|
|
|
|
|
by Doradus
4095 days ago
|
|
Well, it's hard to deny that the work done by the program is O(n) (or even Ω(n)) in the number of objects created by the program. That's almost tautological. The thing that is interesting about the asymptotic complexity of garbage collection, though, is that it gives you a peek into the future of GC overhead as heaps get larger. Consider a program with some bounded steady-state memory consumption, and a GC that takes O(1) time to free unlimited amounts of memory. In such a system, you can reduce your GC overhead arbitrarily simply by enlarging the heap. A larger heap gives a larger time interval between collections, yet doesn't make the collections any slower. Don't like 6% overhead? Fine. Make the heap 10x larger and you have 0.6% overhead. This time-space trade-off is always available to the end user of such a system. It's certainly not available with more primitive systems like malloc+free. [These are my personal opinions, not those of my employer.] |
|
So no, I don't see the advantage you say. I see that, in the best case, it's on par with non-GC'd systems, asymptotically speaking.
And yet, I see plenty of disadvantages. To start:
I have yet to see a GC that's O(1) w.r.t. the amount of memory to free. Best case? I'll grant you that, for an extremely naive copying collector. But the chance of that best case occurring is... not significant. Especially with the more sophisticated algorithms.
And again, as above, it doesn't matter how long it takes to free memory. As long as it's linear or sublinear, it'll be dominated, asymptotically speaking, by how long it takes to initialize that memory again. And in steady-state operation it will be reinitialized.
Not to mention the practical effects.
For instance: GC thrashes cache. Badly.

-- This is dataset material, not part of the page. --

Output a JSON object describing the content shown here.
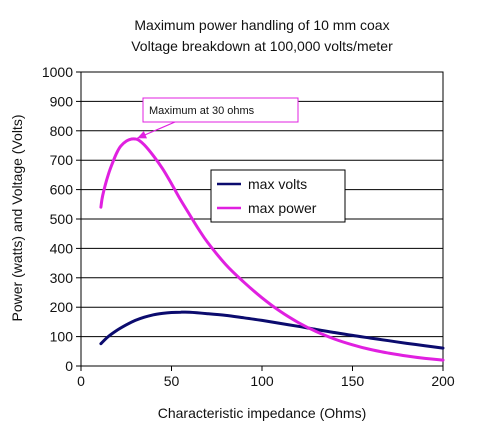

It completely kills the concept of a working set. You can't work around that by making your heap larger - if anything it makes it worse. It makes the time period between thrashings longer, yes, but makes them worse when it does happen.
GC also doesn't scale well to large numbers of cores. In particular, your worst case "always" will be when the GC has to check with every core to see if it still has a reference to something. And given that processor numbers are where most of the performance improvements seem to be coming in... You mentioned memory size improvements but didn't mention increasing numbers of cores.
GC also (almost always) has field(s) per object. Minimum of O(1) overhead per object initialized.
Which means that, generally speaking, the overhead doesn't asymptote to zero. It asymptotes to a constant - and non-negligible, at least from what I've seen - amount of overhead.